I can imagine standing upon a Cambrian shore in the evening, much as I stood on the shore at Spitsbergen and wondered about the biography of life for the first time. The sea lapping at my feet would look and feel much the same. Where the sea meets the land there is a patch of slightly sticky, rounded stromatolite pillows, survivors from the vast groves of the Precambrian. The wind is whistling across the red plains behind me, where nothing visible lives, and I can feel the sharp sting of wind-blown sand on the back of my legs. But in the muddy sand at my feet I can see worm casts, little curled wiggles that look familiar. I can see trails of dimpled impressions left by the scuttling of crustacean-like animals. On the strand line a whole range of shells glistens—washed up by the last storm, I suppose—some of them mother-of-pearl, others darkly shining, made of calcium phosphate. At the edge of the sea a dead sponge washes back and forth in the waves, tumbling over and over in the foam. There are heaps of seaweed, red and brown, and several stranded jellyfish, one, partly submerged, still feebly pulsing. Apart from the whistle of the breeze and the crash and suck of the breakers, it is completely silent, and nothing cries in the wind. I wade out into a rock pool. In the clear water I can see several creatures which could fit into the palm of my hand crawling or gliding very slowly along the bottom. Some of them carry an armour of plates on their backs. I can recognize a chiton, but others are unfamiliar. In the sand there are shy tube-worms. A trilobite the size of a crab has caught one of them and is shredding it with its limbs. Another one crawls across my foot, and I can feel the tickle of its numerous legs on my bare flesh—but wait, it is not a trilobite, but a different kind of arthropod with eyes on stalks at the front and delicate grasping “hands.” Now that I look out to sea I can see a swarm of similar arthropods sculling together in the bright surface water—and can that dark shape with glistening eyes be Anomalocaris in pursuit? Yes, for the top of its body briefly breaks the surface, and I can glimpse its fierce arms for an instant. Where the water breaks it shines luminously for a while in the dying light—the seawater must be full of light-producing plankton—and I have to imagine millions more microscopic organisms in the shimmering sea.

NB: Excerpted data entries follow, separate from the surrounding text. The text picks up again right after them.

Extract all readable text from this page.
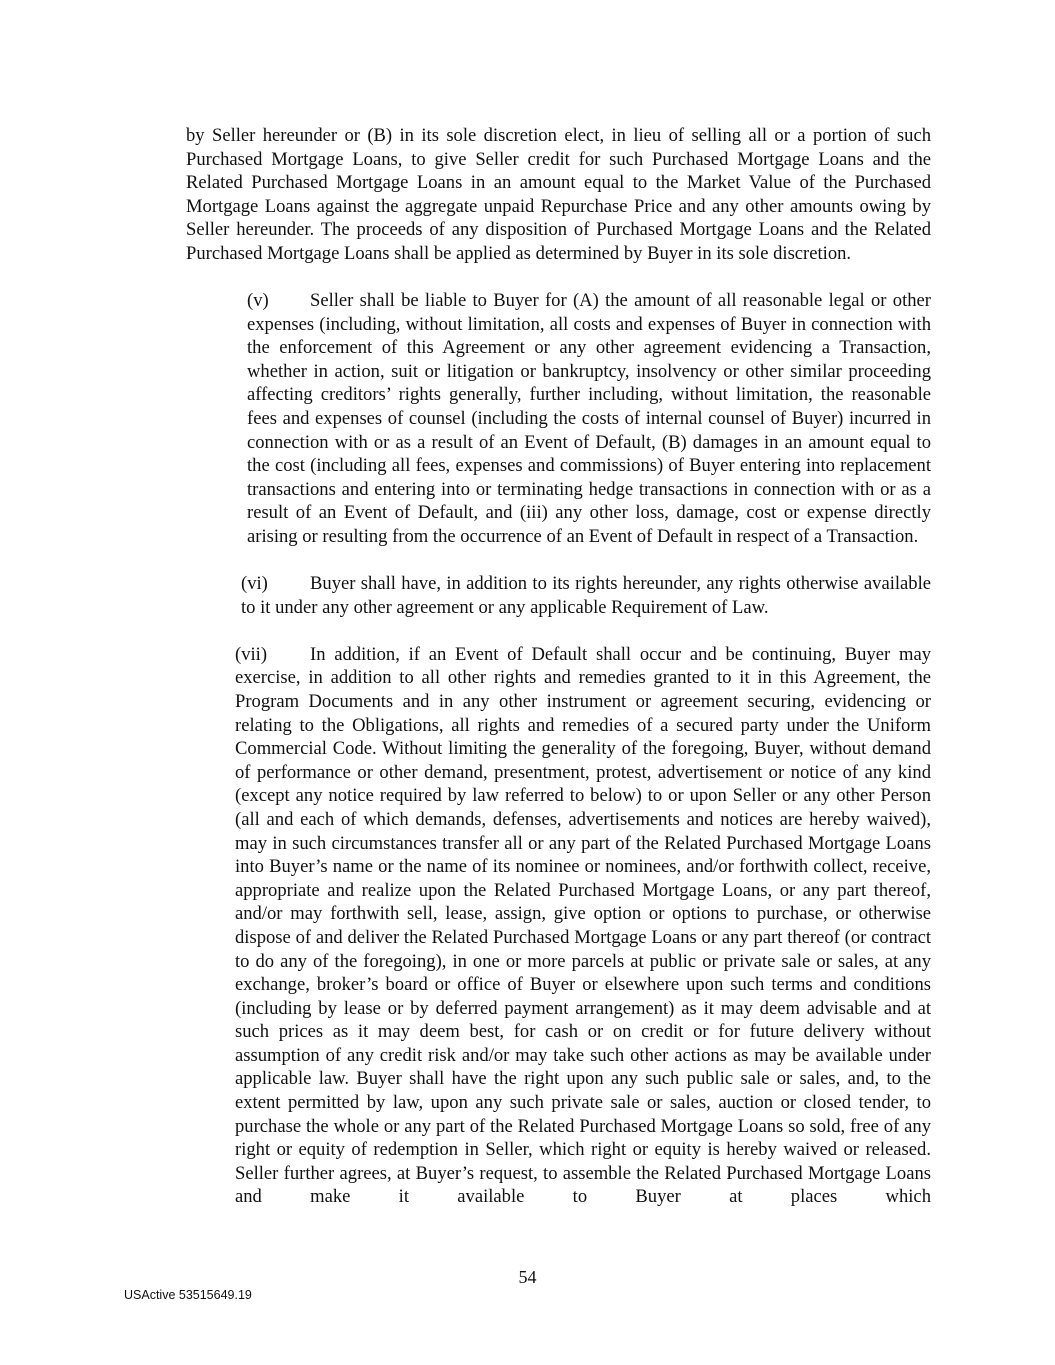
by Seller hereunder or (B) in its sole discretion elect, in lieu of selling all or a portion of such Purchased Mortgage Loans, to give Seller credit for such Purchased Mortgage Loans and the Related Purchased Mortgage Loans in an amount equal to the Market Value of the Purchased Mortgage Loans against the aggregate unpaid Repurchase Price and any other amounts owing by Seller hereunder. The proceeds of any disposition of Purchased Mortgage Loans and the Related Purchased Mortgage Loans shall be applied as determined by Buyer in its sole discretion.

(v) Seller shall be liable to Buyer for (A) the amount of all reasonable legal or other expenses (including, without limitation, all costs and expenses of Buyer in connection with the enforcement of this Agreement or any other agreement evidencing a Transaction, whether in action, suit or litigation or bankruptcy, insolvency or other similar proceeding affecting creditors’ rights generally, further including, without limitation, the reasonable fees and expenses of counsel (including the costs of internal counsel of Buyer) incurred in connection with or as a result of an Event of Default, (B) damages in an amount equal to the cost (including all fees, expenses and commissions) of Buyer entering into replacement transactions and entering into or terminating hedge transactions in connection with or as a result of an Event of Default, and (iii) any other loss, damage, cost or expense directly arising or resulting from the occurrence of an Event of Default in respect of a Transaction.

(vi) Buyer shall have, in addition to its rights hereunder, any rights otherwise available to it under any other agreement or any applicable Requirement of Law.

(vii) In addition, if an Event of Default shall occur and be continuing, Buyer may exercise, in addition to all other rights and remedies granted to it in this Agreement, the Program Documents and in any other instrument or agreement securing, evidencing or relating to the Obligations, all rights and remedies of a secured party under the Uniform Commercial Code. Without limiting the generality of the foregoing, Buyer, without demand of performance or other demand, presentment, protest, advertisement or notice of any kind (except any notice required by law referred to below) to or upon Seller or any other Person (all and each of which demands, defenses, advertisements and notices are hereby waived), may in such circumstances transfer all or any part of the Related Purchased Mortgage Loans into Buyer’s name or the name of its nominee or nominees, and/or forthwith collect, receive, appropriate and realize upon the Related Purchased Mortgage Loans, or any part thereof, and/or may forthwith sell, lease, assign, give option or options to purchase, or otherwise dispose of and deliver the Related Purchased Mortgage Loans or any part thereof (or contract to do any of the foregoing), in one or more parcels at public or private sale or sales, at any exchange, broker’s board or office of Buyer or elsewhere upon such terms and conditions (including by lease or by deferred payment arrangement) as it may deem advisable and at such prices as it may deem best, for cash or on credit or for future delivery without assumption of any credit risk and/or may take such other actions as may be available under applicable law. Buyer shall have the right upon any such public sale or sales, and, to the extent permitted by law, upon any such private sale or sales, auction or closed tender, to purchase the whole or any part of the Related Purchased Mortgage Loans so sold, free of any right or equity of redemption in Seller, which right or equity is hereby waived or released. Seller further agrees, at Buyer’s request, to assemble the Related Purchased Mortgage Loans and make it available to Buyer at places which

54
USActive 53515649.19
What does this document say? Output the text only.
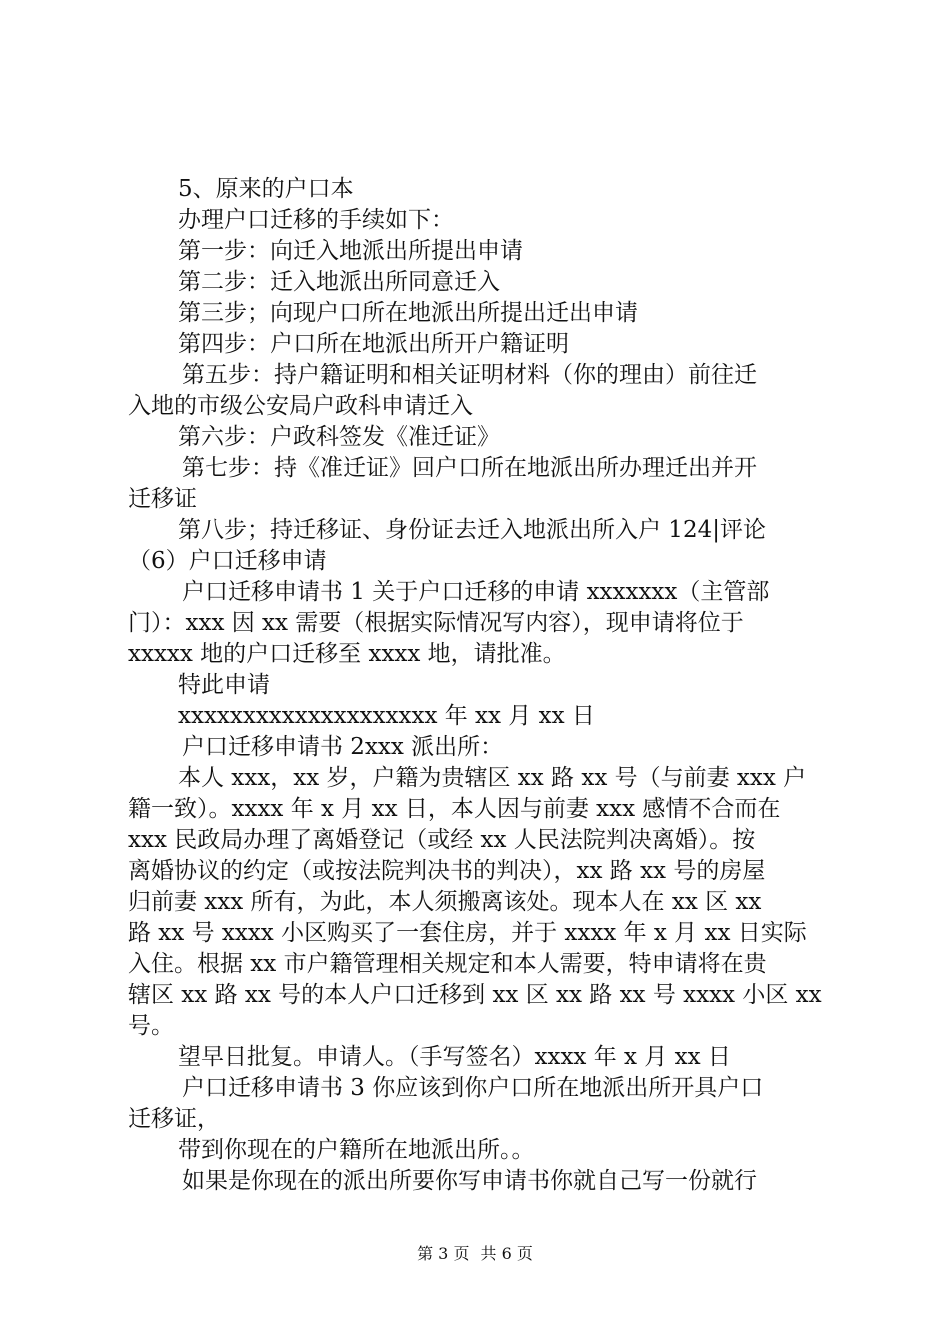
5、原来的户口本
办理户口迁移的手续如下：
第一步：向迁入地派出所提出申请
第二步：迁入地派出所同意迁入
第三步；向现户口所在地派出所提出迁出申请
第四步：户口所在地派出所开户籍证明
第五步：持户籍证明和相关证明材料（你的理由）前往迁
入地的市级公安局户政科申请迁入
第六步：户政科签发《准迁证》
第七步：持《准迁证》回户口所在地派出所办理迁出并开
迁移证
第八步；持迁移证、身份证去迁入地派出所入户 124|评论
（6）户口迁移申请
户口迁移申请书 1 关于户口迁移的申请 xxxxxxx（主管部
门）：xxx 因 xx 需要（根据实际情况写内容），现申请将位于
xxxxx 地的户口迁移至 xxxx 地，请批准。
特此申请
xxxxxxxxxxxxxxxxxxxx 年 xx 月 xx 日
户口迁移申请书 2xxx 派出所：
本人 xxx，xx 岁，户籍为贵辖区 xx 路 xx 号（与前妻 xxx 户
籍一致）。xxxx 年 x 月 xx 日，本人因与前妻 xxx 感情不合而在
xxx 民政局办理了离婚登记（或经 xx 人民法院判决离婚）。按
离婚协议的约定（或按法院判决书的判决），xx 路 xx 号的房屋
归前妻 xxx 所有，为此，本人须搬离该处。现本人在 xx 区 xx
路 xx 号 xxxx 小区购买了一套住房，并于 xxxx 年 x 月 xx 日实际
入住。根据 xx 市户籍管理相关规定和本人需要，特申请将在贵
辖区 xx 路 xx 号的本人户口迁移到 xx 区 xx 路 xx 号 xxxx 小区 xx
号。
望早日批复。申请人。（手写签名）xxxx 年 x 月 xx 日
户口迁移申请书 3 你应该到你户口所在地派出所开具户口
迁移证，
带到你现在的户籍所在地派出所。。
如果是你现在的派出所要你写申请书你就自己写一份就行
第 3 页 共 6 页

* The technical term for this phenomenon is “biomineralization.”
* A pedantic reader might insist that the sponge Cliona effectively is a parasite, since it bores into and weakens the shells of the clams it colonizes—often fatally.
* Walcott was clearly taking no chances. Marrella was named for Johnny Marr, the Woodwardian Professor at the University of Cambridge, the senior position in palaeontology in Britain. However, he named various other species from the Burgess Shale after his family, of which Sidneya inexpectans is the most charming.